More than 300 people still die each day from Covid on average, according to data from the Centers for Disease Control and Prevention.

Jha told reporters last week that 70% of people who die from the virus are 75 and older and don’t have the latest vaccines or aren’t being treated as needed. He said this level of mortality is unacceptable given all the tools the United States now has to manage the virus.

Jha encouraged people who show symptoms of Covid to get tested so they can be diagnosed and given treatments such as the antiviral pill Paxlovid when needed.

“The treatments that we have now for free are keeping people from going to hospital, keeping people from going to intensive care, preventing the worst outcomes at all,” Jha said.

People over 50 and those otherwise at high risk, such as people with weakened immune systems or serious medical conditions, should be seriously considered for treatments, he said.

The United States rolled out new boosters targeting the dominant omicron BA.5 subvariant in September. Although there is no real data on their effectiveness yet, Jha said they should provide a much higher degree of protection based on what scientists know about how the human immune system works.

Health officials expect Covid infections to increase from November to January, like every fall and winter since the pandemic began, Jha said. But it’s hard to predict whether the US will face another major Covid surge as the virus continues to evolve, he added.

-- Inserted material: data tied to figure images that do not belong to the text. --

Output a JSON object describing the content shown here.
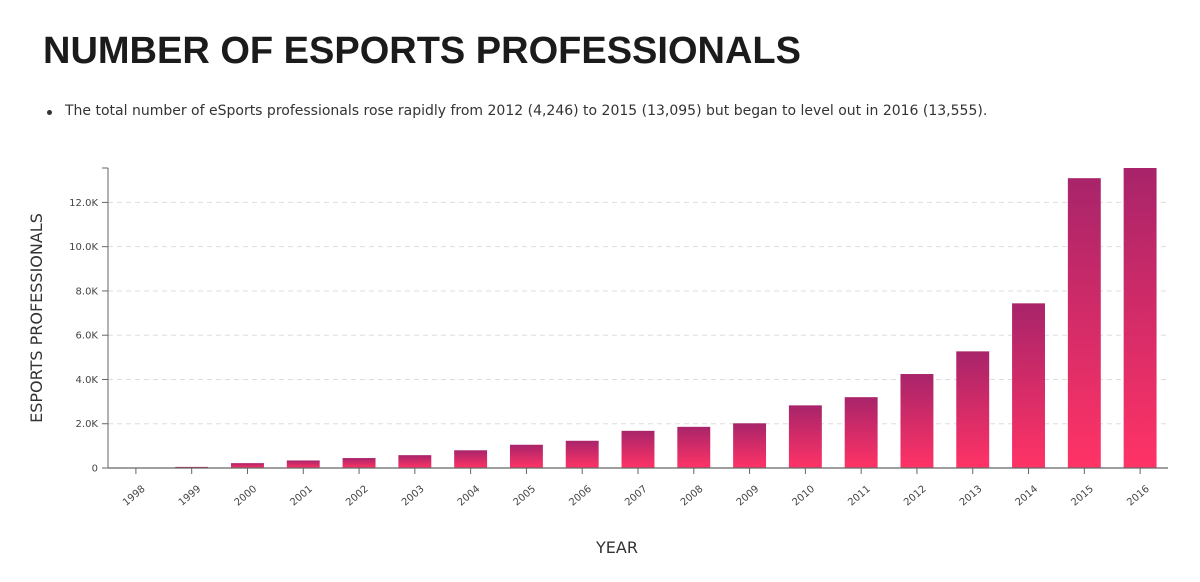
{
  "page": {
    "title": "NUMBER OF ESPORTS PROFESSIONALS",
    "summary": "The total number of eSports professionals rose rapidly from 2012 (4,246) to 2015 (13,095) but began to level out in 2016 (13,555)."
  },
  "colors": {
    "bar_top": "#a8246a",
    "bar_bottom": "#ff3366",
    "axis": "#666666",
    "grid": "#dddddd"
  },
  "chart_data": {
    "type": "bar",
    "categories": [
      "1998",
      "1999",
      "2000",
      "2001",
      "2002",
      "2003",
      "2004",
      "2005",
      "2006",
      "2007",
      "2008",
      "2009",
      "2010",
      "2011",
      "2012",
      "2013",
      "2014",
      "2015",
      "2016"
    ],
    "values": [
      20,
      50,
      220,
      340,
      450,
      580,
      800,
      1050,
      1230,
      1680,
      1860,
      2020,
      2830,
      3200,
      4246,
      5270,
      7440,
      13095,
      13555
    ],
    "title": "",
    "xlabel": "YEAR",
    "ylabel": "ESPORTS PROFESSIONALS",
    "ylim": [
      0,
      13555
    ],
    "yticks": [
      0,
      2000,
      4000,
      6000,
      8000,
      10000,
      12000
    ],
    "ytick_labels": [
      "0",
      "2.0K",
      "4.0K",
      "6.0K",
      "8.0K",
      "10.0K",
      "12.0K"
    ],
    "grid": true,
    "legend": "none"
  }
}
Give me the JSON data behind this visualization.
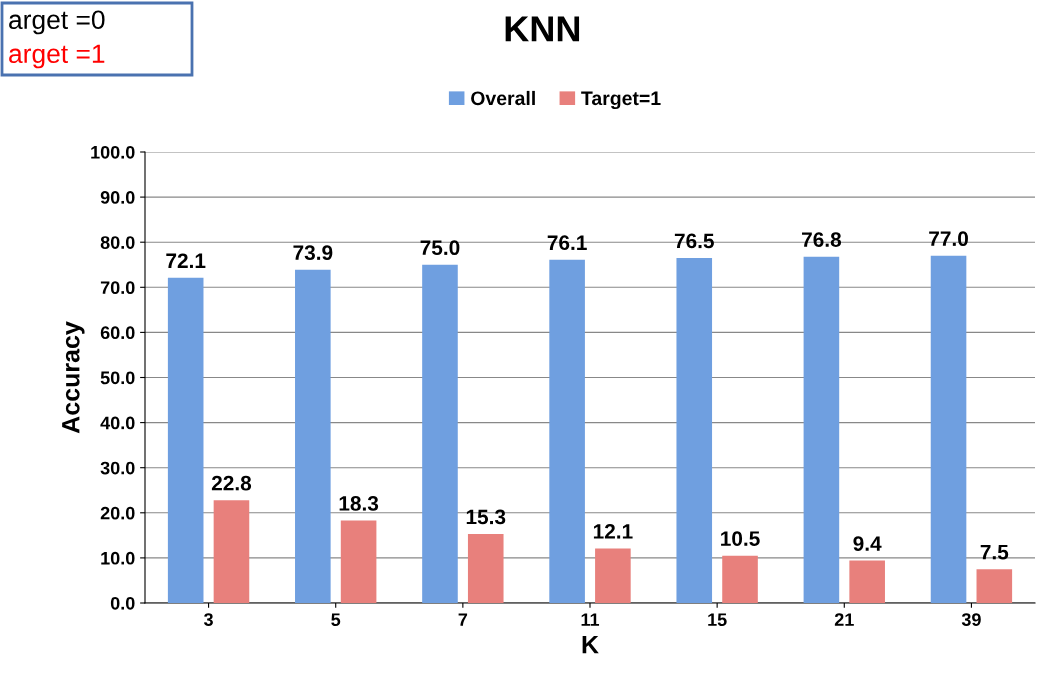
{
  "chart_data": {
    "type": "bar",
    "title": "KNN",
    "xlabel": "K",
    "ylabel": "Accuracy",
    "categories": [
      "3",
      "5",
      "7",
      "11",
      "15",
      "21",
      "39"
    ],
    "series": [
      {
        "name": "Overall",
        "color": "#6f9fe0",
        "values": [
          72.1,
          73.9,
          75.0,
          76.1,
          76.5,
          76.8,
          77.0
        ],
        "value_labels": [
          "72.1",
          "73.9",
          "75.0",
          "76.1",
          "76.5",
          "76.8",
          "77.0"
        ]
      },
      {
        "name": "Target=1",
        "color": "#e8807c",
        "values": [
          22.8,
          18.3,
          15.3,
          12.1,
          10.5,
          9.4,
          7.5
        ],
        "value_labels": [
          "22.8",
          "18.3",
          "15.3",
          "12.1",
          "10.5",
          "9.4",
          "7.5"
        ]
      }
    ],
    "ylim": [
      0,
      100
    ],
    "yticks": [
      {
        "value": 0,
        "label": "0.0"
      },
      {
        "value": 10,
        "label": "10.0"
      },
      {
        "value": 20,
        "label": "20.0"
      },
      {
        "value": 30,
        "label": "30.0"
      },
      {
        "value": 40,
        "label": "40.0"
      },
      {
        "value": 50,
        "label": "50.0"
      },
      {
        "value": 60,
        "label": "60.0"
      },
      {
        "value": 70,
        "label": "70.0"
      },
      {
        "value": 80,
        "label": "80.0"
      },
      {
        "value": 90,
        "label": "90.0"
      },
      {
        "value": 100,
        "label": "100.0"
      }
    ],
    "grid": "y",
    "legend": "top",
    "annotations": [
      "arget =0",
      "arget =1"
    ]
  }
}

“We are not powerless in the face of these challenges. What happens in the weeks and months to come will have a big impact on how winter plays out and what happens this winter is very much up to us as American people,” Jha said Tuesday.

He called on all people aged 12 and over to get vaccinated against the novel Covid by Halloween so they are protected in time for Thanksgiving when the holiday season is in full swing. All eligible people should also go out and get their annual flu shot, as health officials expect a major flu season for the first time since the pandemic began, he said.

One caveat is that people who recently caught Covid can wait three months to get their booster because the infection also boosts your immunity, Jha said.

“Don’t wait – get your flu shot and your new Covid shot today,” Jha said. “If Americans did this, we could save hundreds of lives every day this winter.”